For more on Scorsese’s legendary career, explore our guide to his greatest films. The film is now available to stream on Apple TV+.
Sources
Frequently Asked Questions
Is Killers of the Flower Moon based on a true story?
Yes. It is based on David Grann's 2017 nonfiction book of the same name, which details the systematic murders of wealthy Osage Nation members in 1920s Oklahoma for their oil rights, a period known as the 'Reign of Terror.'
How long is Killers of the Flower Moon?
The film has a runtime of 3 hours and 26 minutes (206 minutes). Its length has been a point of discussion, though Scorsese and editor Thelma Schoonmaker have defended it as necessary for the story's novelistic scope.
Who plays the main Osage character Mollie Kyle?
Lily Gladstone, an actress of Piegan Blackfeet and Nez Perce heritage, gives a celebrated, Oscar-nominated performance as Mollie Burkhart (née Kyle).
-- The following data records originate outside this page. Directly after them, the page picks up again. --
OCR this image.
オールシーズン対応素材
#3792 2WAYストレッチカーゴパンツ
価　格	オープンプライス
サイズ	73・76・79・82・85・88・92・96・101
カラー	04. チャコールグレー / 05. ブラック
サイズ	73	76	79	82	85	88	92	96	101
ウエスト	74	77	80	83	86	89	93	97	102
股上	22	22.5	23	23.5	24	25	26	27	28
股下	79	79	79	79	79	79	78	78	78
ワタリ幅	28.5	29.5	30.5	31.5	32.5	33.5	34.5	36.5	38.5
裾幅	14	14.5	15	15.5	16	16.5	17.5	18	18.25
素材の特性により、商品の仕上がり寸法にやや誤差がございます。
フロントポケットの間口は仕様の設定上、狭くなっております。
Her portrayal is widely considered the emotional core of the film.
Did the Osage Nation work on the film?
Extensively. Scorsese consulted with the Osage Nation throughout production. Over 40 Osage actors were cast, hundreds were extras, and cultural advisors were embedded in the crew to ensure historical and cultural accuracy, particularly with language and customs.